Essa
semana eu e Neha fomos comprar blusas. Fomos em lojas com roupas mais modernas,
onde você entra de sapato, tem um balcão, e vendedores em pé atrás do balcão.
Ainda assim todas as roupas ficam embrulhadas em saquinhos, então você depende
do vendedor ir te mostrando. O vendedor geralmente desembrulha muito mais
roupas do que eu tenho interesse de ver, mas como independente do que eu fale
ele não para, ficamos por isso mesmo. As lojas não tem espaço para provar,
então as pessoas ou compram sem provar ou levam a roupa pra casa e depois
retornam.
Eu
estava procurando um qurta pra comprar, que é como uma bata comprida até o
joelho, aberta na lateral, que se usa com legging. As mulheres que não usam
sari geralmente usam qurta, é uma roupa tradicional mas é mais prática que o
sari, o corpo fica protegido, e pra mim é uma forma de eu ficar mais disfarçada
aqui. A legging é ótima porque é 10 vezes mais fresca e confortável do que a
calça jeans. Aqui não se usa perna de fora nunca, vejo mulheres de barriga de
fora, de ombro e braços descobertos, mas da cintura pra baixo está sempre tudo
coberto, homens também, ninguém usa short ou bermuda.
Esse
qurta que eu comprei é uma bata sem mangas, o tecido das mangas vem solto, caso
você queira incluir mangas. Já vi muitas outras roupas assim por aqui, vestidos
e qurtas que acabam no ombro mas vem com o tecido para a manga. Eu queria com
mangas, então comprei a qurta, levei pra casa provei, gostei, decidi que queria
as mangas, voltei no dia seguinte para eles costurarem as mangas, e hoje vou lá
de novo pegar o resultado final. Significa que eu fui 3 vezes na mesma loja pra
conseguir comprar uma blusa.
Nesse
mesmo dia, fui em outra loja com a Neha. A loja também não tinha provador, e
era esse mesmo esquema das roupas em saquinhos, então a Neha selecionou umas 10
blusas, levou todas pra casa, provou, e no dia seguinte foi lá devolver 9 e
comprar uma. Eu fiquei pensando, será que ela pode não comprar nenhuma? Depois
de ter levado todas pra casa? Não saquei qual é a etiqueta de uma situação dessas, mas a sensação que eu tenho aqui é que a partir do momento que você entrar na loja,
significa que você vai comprar alguma coisa. Ninguém entra só pra olhar, como a
gente faz no ocidente, e os vendedores parecem meio chateados se você entra e
vai embora. A sorte é que eu passo ilesa desse constrangimento com o meu disfarce de turista
que nunca entende nada.
Esse
estilo de funcionamento das lojas é um detalhe, mas fala muito de como a
sociedade indiana lida com o tempo. As
pessoas aqui tem tempo de ir 3 vezes na mesma loja comprar uma roupa. Em outros
lugares da índia talvez seja diferente, mas aqui no interior tenho prestado
muita atenção nisso. E se o vendedor desembrulha 20 blusas pra cada cliente que
entra, quantas blusas por dia será que ele embrulha de volta? Que parcela do
tempo de trabalho dele ele gasta reembrulhando roupas?
E o
sari, que você tem que ir na loja de sari, na loja de tecido e na costureira,
pra uma semana depois poder usar?
Aqui
o tempo não parece ser organizado em cima do conceito da praticidade.
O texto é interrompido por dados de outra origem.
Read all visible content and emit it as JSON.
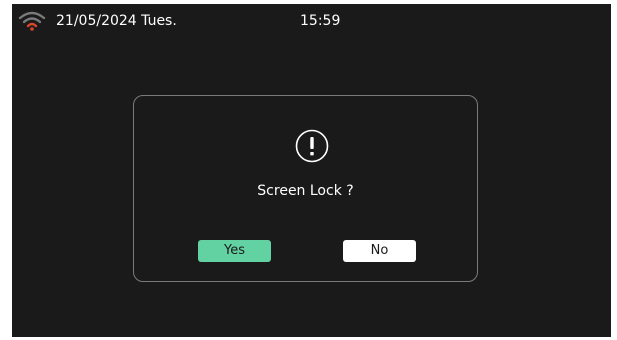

Praticidade é um conceito ocidental capitalista de otimização do tempo, não
consegui descobrir quando foi inventado mas eu localizaria a invenção da
praticidade no Fordismo americano. Diminuir o desgaste humano e encaixar o
máximo de coisas no menor espaço de tempo. Estando aqui percebo que essa coisa
de buscar o máximo de conforto e o mínimo de trabalho é bem ocidental.
Aqui
não está faltando tempo, as pessoas não precisam otimizar nada, e a sociedade
parece ter prioridades que não são o conforto. Isso esta presente em cada hábito
cultural deles, é uma coisa impressionante de se observar. Por exemplo, se cada
vez que você vai ao banheiro você tem que se lavar, quanto tempo a mais se
gasta nesse tipo de higiene do que com papel higiênico? E o sari, como se vai
ao banheiro de sari? Quanto tempo se gasta pra levantar aquele tecido todo?
Outro
exemplo, as panelas aqui não tem cabo nem tampa. São tigelas de metal que você
pega com uma pinça gigante, e quando
quer tampar usa um prato.
panelas da minha casa |
Por último meu
exemplo favorito, as portas aqui não tem fechadura e chave, elas tem trancas de
correr que você fecha com um cadeado. Parece simples mas é impressionantemente
não prático e complicante. Hoje mesmo fiquei trancada pra dentro de casa, Carlos foi na rua
consertar a bicicleta e fechou a tranca pelo lado de fora, eu quis sair e não
consegui. A gente tem duas portas, a do apartamento e a do prédio, nenhuma
fecha só de bater. Se ele não tranca a porta do prédio ela fica aberta pra rua, então
ou ele tranca por fora ou toda vez que alguém sair de casa outra pessoa tem que
ir lá em baixo fechar por dentro, e quando a pessoa que estava na rua voltar,
alguém tem que descer pra abrir. A cereja do bolo é o detalhe de que o cadeado
não fecha só de você pressionar ele, é
necessário tranca-lo realmente, passar a chave para ele fechar. Nossa sorte é
que na maioria das vezes saímos e voltamos todos juntos.
São
vários pequenos detalhes que fazem você levar bem mais tempo nas coisas
cotidianas. No inicio me irritava, como assim eu vou três vezes na mesma loja
comprar uma única blusa? que perda de tempo, quando eu preciso trocar alguma coisa no Rio levo
quase um mês pra ir, porque não consigo parar as outras coisas que estou
fazendo. Mas agora tenho achado interessante viver esse outro tempo, eu tenho esse
tempo aqui, todo mundo tem, tenho respirado fundo e controlado minha ansiedade
ocidental que tenta resolver tudo em 10min. Chego na loja as pessoas trazem
cadeira, te oferecem chá, perguntam da onde você é, e por ai vai. É uma cidade
que não está atrasada apressada batendo ponto fazendo coisas pra ontem, é um
lugar que vive num ritmo familiar, que a prioridade parece ser a tradição, e
não o conforto e a praticidade.
Vamos
ver como vai ser no resto da Índia, quando descobrir conto aqui.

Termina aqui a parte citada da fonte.